镁铝水滑石的制备及其吸附Cr(Ⅵ)的性能

On the preparation of MgAl-LDH and its adsorption properties for chromium(Ⅵ)

以尿素为沉淀剂,采用水热法合成Mg/Al型层状双氢氧化物(MgAl-LDH)。通过静态吸附试验,系统考察了焙烧温度、吸附时间、吸附温度、初始质量浓度、介质pH值等因素对MgAl-LDH吸附6价铬Cr(Ⅵ)性能的影响。在此基础上,进行吸附等温、吸附动力学和吸附热力学研究。结果表明,高温焙烧导致MgAl-LDH对Cr(Ⅵ)吸附去除性能显著降低;MgAl-LDH吸附去除Cr(Ⅵ)的最佳pH值和吸附温度分别为pH=2.5和40℃。吸附等温和热力学研究表明,MgAl-LDH对Cr(Ⅵ)吸附去除过程为放热过程,符合Langmuir等温模型且最大吸附容量为105.15 mg/g。MgAl-LDH对Cr(Ⅵ)的吸附动力学符合准二级动力学、Bangham和Elovich模型,表明吸附过程为化学吸附主导。
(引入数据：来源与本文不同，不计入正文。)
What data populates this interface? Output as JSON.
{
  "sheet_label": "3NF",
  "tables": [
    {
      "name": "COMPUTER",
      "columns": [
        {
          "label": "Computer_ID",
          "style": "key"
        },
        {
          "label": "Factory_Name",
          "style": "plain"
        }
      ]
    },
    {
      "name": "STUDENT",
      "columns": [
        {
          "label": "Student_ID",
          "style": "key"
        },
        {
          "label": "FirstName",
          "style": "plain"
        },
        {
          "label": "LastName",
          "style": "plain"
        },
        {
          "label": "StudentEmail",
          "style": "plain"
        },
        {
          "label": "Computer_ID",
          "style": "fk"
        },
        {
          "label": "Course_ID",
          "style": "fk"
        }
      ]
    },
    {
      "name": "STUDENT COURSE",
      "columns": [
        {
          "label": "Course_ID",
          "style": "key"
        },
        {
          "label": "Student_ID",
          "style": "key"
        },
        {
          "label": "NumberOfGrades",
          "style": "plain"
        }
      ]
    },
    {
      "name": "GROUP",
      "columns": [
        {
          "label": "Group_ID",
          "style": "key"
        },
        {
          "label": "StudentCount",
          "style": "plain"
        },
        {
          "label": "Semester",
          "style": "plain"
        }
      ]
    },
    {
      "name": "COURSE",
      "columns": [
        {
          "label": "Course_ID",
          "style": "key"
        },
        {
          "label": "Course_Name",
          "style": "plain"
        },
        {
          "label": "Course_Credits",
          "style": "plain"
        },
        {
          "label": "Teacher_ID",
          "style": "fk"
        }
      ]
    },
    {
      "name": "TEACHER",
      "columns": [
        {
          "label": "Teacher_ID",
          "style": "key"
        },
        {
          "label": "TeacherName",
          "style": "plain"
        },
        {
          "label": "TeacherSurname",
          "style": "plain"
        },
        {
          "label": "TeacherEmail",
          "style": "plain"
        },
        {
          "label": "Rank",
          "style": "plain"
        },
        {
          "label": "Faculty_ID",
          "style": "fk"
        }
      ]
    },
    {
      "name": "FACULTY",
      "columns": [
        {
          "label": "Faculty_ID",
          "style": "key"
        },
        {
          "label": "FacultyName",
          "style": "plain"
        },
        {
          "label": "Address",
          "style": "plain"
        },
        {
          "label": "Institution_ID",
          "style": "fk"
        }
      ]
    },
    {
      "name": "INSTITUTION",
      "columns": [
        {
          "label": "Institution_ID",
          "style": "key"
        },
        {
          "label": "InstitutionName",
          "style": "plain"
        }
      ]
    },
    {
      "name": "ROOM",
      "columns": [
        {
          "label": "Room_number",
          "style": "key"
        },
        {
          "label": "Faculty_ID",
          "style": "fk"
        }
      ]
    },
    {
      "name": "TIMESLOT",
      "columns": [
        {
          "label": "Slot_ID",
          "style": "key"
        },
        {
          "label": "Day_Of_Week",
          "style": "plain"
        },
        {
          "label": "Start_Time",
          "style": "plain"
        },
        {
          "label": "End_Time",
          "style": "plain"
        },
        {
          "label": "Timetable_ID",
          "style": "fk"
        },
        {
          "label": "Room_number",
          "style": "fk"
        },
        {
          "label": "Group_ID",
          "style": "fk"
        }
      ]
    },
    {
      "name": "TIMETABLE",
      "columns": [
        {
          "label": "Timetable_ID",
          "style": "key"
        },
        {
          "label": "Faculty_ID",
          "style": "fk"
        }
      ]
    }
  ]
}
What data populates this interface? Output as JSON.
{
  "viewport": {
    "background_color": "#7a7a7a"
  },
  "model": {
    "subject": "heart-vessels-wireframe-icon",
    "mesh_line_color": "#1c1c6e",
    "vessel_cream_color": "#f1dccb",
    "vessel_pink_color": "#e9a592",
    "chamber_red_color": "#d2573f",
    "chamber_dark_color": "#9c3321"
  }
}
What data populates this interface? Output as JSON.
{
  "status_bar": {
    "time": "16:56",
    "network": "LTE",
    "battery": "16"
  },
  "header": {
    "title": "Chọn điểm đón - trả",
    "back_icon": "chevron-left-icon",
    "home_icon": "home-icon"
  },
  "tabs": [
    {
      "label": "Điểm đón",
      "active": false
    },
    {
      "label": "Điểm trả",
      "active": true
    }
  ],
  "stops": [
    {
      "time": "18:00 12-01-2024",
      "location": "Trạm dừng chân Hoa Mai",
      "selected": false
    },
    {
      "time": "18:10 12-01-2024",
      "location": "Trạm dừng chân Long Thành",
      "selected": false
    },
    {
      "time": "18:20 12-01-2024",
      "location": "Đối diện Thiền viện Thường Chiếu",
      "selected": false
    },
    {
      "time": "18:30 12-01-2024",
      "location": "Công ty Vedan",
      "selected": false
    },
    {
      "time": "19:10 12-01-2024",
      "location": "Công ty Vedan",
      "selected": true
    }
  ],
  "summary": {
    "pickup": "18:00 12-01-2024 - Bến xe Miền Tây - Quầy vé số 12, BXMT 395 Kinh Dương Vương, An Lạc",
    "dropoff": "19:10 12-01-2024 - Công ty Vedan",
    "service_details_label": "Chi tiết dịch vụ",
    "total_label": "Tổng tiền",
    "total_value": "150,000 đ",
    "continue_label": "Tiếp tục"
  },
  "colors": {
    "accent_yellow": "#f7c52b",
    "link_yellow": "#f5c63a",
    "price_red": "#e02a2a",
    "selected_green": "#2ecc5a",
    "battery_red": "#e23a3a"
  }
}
结合吸附性能和动力学、吸附前后介质的pH值变化及不同pH值下Cr(Ⅵ)的存在形式和数量,发现MgAl-LDH对Cr(Ⅵ)吸附初始阶段主要去除机理为MgAl-LDH表面位置的静电作用和离子交换,后阶段为层间离子交换,前者吸附速率较快,后者速率较慢。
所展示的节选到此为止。